Student projects

Group members and their close collaborators are happy to offer bachelors and masters projects in their areas of experience. Here are some ideas – feel free to get in touch!

Poles in necklaces, Asier Lopez-Eiguren

Recent analysis of necklace systems, topological defects created in the early universe and with possible effects in the evolution of the universe, showed that the behaviour of the poles inside the strings is not as expected. The correct characterisation of the poles will help to construct an accurate analytical model for the system, which will help in the understanding of crucial events in the early universe.

The candidate will work with large field theoretical simulations and the main objective will be to model the behaviour of the poles inside the necklaces.

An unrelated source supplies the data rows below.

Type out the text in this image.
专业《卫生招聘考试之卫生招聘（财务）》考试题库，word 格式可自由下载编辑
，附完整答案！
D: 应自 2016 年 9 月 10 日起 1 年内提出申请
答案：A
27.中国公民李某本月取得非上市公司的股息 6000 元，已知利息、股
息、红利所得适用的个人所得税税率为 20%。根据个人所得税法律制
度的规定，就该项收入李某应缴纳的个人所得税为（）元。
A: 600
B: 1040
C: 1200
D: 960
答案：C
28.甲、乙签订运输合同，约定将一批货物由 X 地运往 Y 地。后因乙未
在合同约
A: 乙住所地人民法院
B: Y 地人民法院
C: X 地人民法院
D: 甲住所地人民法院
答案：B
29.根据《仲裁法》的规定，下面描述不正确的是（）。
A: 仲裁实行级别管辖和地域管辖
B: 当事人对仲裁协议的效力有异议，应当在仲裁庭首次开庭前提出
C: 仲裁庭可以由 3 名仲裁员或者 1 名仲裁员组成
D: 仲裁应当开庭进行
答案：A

Fantastic Higgses and where to find them, Venus Keus

The best theory we have describing the nature is the Standard Model of Particle Physics, whose last missing particle, the Higgs boson, was discovered in 2012 at the Large Hadron Collider. The physicists who predicted the existence of the Higgs boson almost 50 years earlier 😮 , won the Nobel Prize in 2013.

The Standard Model, however elegant, can not be the complete theory of nature; it does not provide a Dark Matter candidate, it does not explain why there is more matter in the universe than anti-matter, it does not offer an explanation as to why some particles are so much heavier than the others, …

We aim to address these problems by predicting that there are more Higgs particles to be found and then figure out how to find them. Who knows, we might win a Nobel Prize in 50 years! 😉

Other universes vs. our universe, Venus Keus

This project is all about changing the initial conditions that led to our universe. It is to be done in pieces and phases, from calculations and fun imaginations to computer coding and simulations. You can get involved in whichever piece or phase interests you.

The small world of particle physics is filled with fundamental parameters which are deeply connected with the big things in the universe. We will study the effect of changing the fundamentals of nature (such as the mass of the electron, the strength of the electromagnetic force, the speed of light, the Newton’s constant, etc.) and follow the evolution of the universe. We will look at this made-up universe at different scales. For example, we study what the solar system would look like if the force of gravity was stronger, or what the CMB would look like if the universe was expanding faster.

With the help of some funding (fingers crossed), we might be able to turn this project into an interactive website/app or series of books/videos with the fundamental parameters of nature as input and simulations/snap-shots of the universe as output.

If you want to get an understanding of the Big Picture and learn to explain physics to your grandmother as a bonus, this project is for you!

Particle creation from the quantum vacuum, Oliver Gould

Quantum electrodynamics predicts that light can create matter. In its purest form this fundamental process has never yet been observed, though there are massive experimental efforts underway to do so. In the past ten years there has been much progress in the theoretical understanding of this phenomenon, but one issue in particular has confounded many theorists and been debated hotly. A conclusive answer is within sight and we are looking for a student interested in fundamental particle physics to help work on this.